Nach den Grenzkontrollen erwarten einen dann bekannte, aber doch nicht mehr so erwartete Bilder:
Begrüßung hinter der Grenze
Wer überwacht wen?
Wechselstuben:
Die freundliche Dame mochte keine Quittungen
Nach den Einreiseerfahrungen und dem ersten Dutzend weniger positiver Eindrücke sagte meine liebe, reiseerfahrene Ehefrau: „Ich will so schnell wie möglich nach Polen!“, und das, obwohl wir die Mitte Polens 2008 als nicht ganz einfaches Reiseland schon kennengelernt haben.
Aber ein solcher „Tagesausflug“ lohnt sich natürlich andererseits wegen der schönen Landschaften der Waldkarpaten, wegen der Eindrücke von Land und Leuten und wegen der Erfahrungen in einem Land, das sich auf dem Weg nach EU-Europa glaubt.

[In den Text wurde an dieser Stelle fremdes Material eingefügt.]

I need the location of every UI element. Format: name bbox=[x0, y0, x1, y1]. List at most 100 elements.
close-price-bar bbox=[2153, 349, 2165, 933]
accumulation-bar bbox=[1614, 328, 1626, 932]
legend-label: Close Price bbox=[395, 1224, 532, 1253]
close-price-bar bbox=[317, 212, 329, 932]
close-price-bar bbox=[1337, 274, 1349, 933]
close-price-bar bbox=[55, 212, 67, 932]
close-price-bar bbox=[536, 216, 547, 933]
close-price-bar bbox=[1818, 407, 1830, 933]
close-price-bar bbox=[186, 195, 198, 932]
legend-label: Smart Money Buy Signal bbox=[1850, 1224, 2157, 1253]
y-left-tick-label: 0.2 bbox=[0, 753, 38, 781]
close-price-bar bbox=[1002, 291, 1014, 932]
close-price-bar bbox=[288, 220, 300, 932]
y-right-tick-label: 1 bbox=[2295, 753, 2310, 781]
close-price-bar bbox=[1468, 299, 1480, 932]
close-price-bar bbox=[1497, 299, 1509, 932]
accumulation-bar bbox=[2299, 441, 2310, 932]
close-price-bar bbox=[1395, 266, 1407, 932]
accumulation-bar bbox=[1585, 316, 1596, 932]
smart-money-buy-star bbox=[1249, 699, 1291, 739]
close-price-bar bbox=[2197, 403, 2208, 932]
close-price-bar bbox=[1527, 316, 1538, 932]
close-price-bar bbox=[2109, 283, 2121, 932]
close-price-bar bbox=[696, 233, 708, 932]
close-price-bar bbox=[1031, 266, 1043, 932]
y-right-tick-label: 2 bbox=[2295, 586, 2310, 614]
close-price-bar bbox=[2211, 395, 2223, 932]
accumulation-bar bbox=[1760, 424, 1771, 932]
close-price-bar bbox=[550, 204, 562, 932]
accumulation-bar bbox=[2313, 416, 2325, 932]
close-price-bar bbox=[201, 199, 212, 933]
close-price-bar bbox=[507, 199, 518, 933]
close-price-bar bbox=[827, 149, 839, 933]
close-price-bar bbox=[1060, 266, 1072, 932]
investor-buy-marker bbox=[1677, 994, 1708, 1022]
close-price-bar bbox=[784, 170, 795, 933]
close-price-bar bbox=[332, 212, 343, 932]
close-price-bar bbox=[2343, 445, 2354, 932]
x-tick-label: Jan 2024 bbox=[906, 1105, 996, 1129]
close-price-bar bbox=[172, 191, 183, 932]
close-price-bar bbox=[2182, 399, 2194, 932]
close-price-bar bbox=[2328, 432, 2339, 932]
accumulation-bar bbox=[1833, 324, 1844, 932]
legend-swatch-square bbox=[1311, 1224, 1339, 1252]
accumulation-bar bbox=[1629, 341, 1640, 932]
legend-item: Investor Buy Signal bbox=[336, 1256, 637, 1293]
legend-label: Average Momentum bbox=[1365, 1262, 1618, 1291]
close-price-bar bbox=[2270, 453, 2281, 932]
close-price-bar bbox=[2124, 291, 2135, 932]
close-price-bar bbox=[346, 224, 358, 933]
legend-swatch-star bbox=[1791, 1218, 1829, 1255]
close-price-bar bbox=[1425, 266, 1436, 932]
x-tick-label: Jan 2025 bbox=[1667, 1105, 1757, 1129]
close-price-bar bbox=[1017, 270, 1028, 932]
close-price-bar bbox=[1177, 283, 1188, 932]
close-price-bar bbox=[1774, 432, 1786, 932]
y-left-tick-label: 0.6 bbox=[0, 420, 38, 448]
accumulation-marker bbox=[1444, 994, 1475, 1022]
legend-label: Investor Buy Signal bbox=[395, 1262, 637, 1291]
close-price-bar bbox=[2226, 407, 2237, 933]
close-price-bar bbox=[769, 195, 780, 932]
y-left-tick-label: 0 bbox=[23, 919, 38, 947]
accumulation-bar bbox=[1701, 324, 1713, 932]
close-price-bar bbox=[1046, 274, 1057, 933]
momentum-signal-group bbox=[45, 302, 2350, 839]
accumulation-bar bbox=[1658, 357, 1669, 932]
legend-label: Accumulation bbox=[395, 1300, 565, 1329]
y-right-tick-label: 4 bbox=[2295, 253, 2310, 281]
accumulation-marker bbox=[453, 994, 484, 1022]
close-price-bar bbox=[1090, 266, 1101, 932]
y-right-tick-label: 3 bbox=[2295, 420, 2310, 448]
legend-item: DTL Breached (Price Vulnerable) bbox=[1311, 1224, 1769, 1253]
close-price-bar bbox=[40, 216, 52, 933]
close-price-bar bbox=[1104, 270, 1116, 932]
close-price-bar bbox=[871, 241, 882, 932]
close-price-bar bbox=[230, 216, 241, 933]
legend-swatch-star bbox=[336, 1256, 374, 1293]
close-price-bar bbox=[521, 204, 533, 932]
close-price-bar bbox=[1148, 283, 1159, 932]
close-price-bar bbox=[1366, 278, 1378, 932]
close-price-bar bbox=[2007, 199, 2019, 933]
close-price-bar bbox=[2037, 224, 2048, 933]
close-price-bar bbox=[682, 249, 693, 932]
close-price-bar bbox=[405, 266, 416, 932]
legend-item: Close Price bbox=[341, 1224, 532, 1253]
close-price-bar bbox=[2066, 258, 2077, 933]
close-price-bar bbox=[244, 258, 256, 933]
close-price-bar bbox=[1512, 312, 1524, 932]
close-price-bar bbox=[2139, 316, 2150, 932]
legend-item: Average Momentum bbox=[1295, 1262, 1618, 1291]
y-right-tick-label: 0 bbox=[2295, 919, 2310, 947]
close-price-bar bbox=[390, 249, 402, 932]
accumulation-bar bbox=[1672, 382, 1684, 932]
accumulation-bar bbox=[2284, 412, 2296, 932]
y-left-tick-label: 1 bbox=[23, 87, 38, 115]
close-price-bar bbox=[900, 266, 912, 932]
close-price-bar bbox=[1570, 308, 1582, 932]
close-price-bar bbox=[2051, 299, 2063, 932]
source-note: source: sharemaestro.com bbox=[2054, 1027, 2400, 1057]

Kirchen sind meist nicht zugänglich
Die Dörfer und kleinen Städte wirken eher arm und ein wenig trostlos. Die Auswirkungen des Kommunismus und die damit verbundenen nachhaltigen Schäden sind überall deutlich erkennbar.
Ein Museumsstückchen
Woher kommt der "Möhrendieb" wohl?
Darüber hinaus ist die Ukraine auch nicht auf Reisende eingestellt. Restaurants findet man durchaus, sie sind an einem normalen Werktag aber nicht darauf eingestellt, Essen zu servieren oder gar ein kulinarisches Angebot zu machen. Und auch Ukrainer findet man zu üblichen Zeiten – anders als in der Slowakei – nicht in den restaurantähnlichen Etablissements. Das macht das Reisen weniger angenehm.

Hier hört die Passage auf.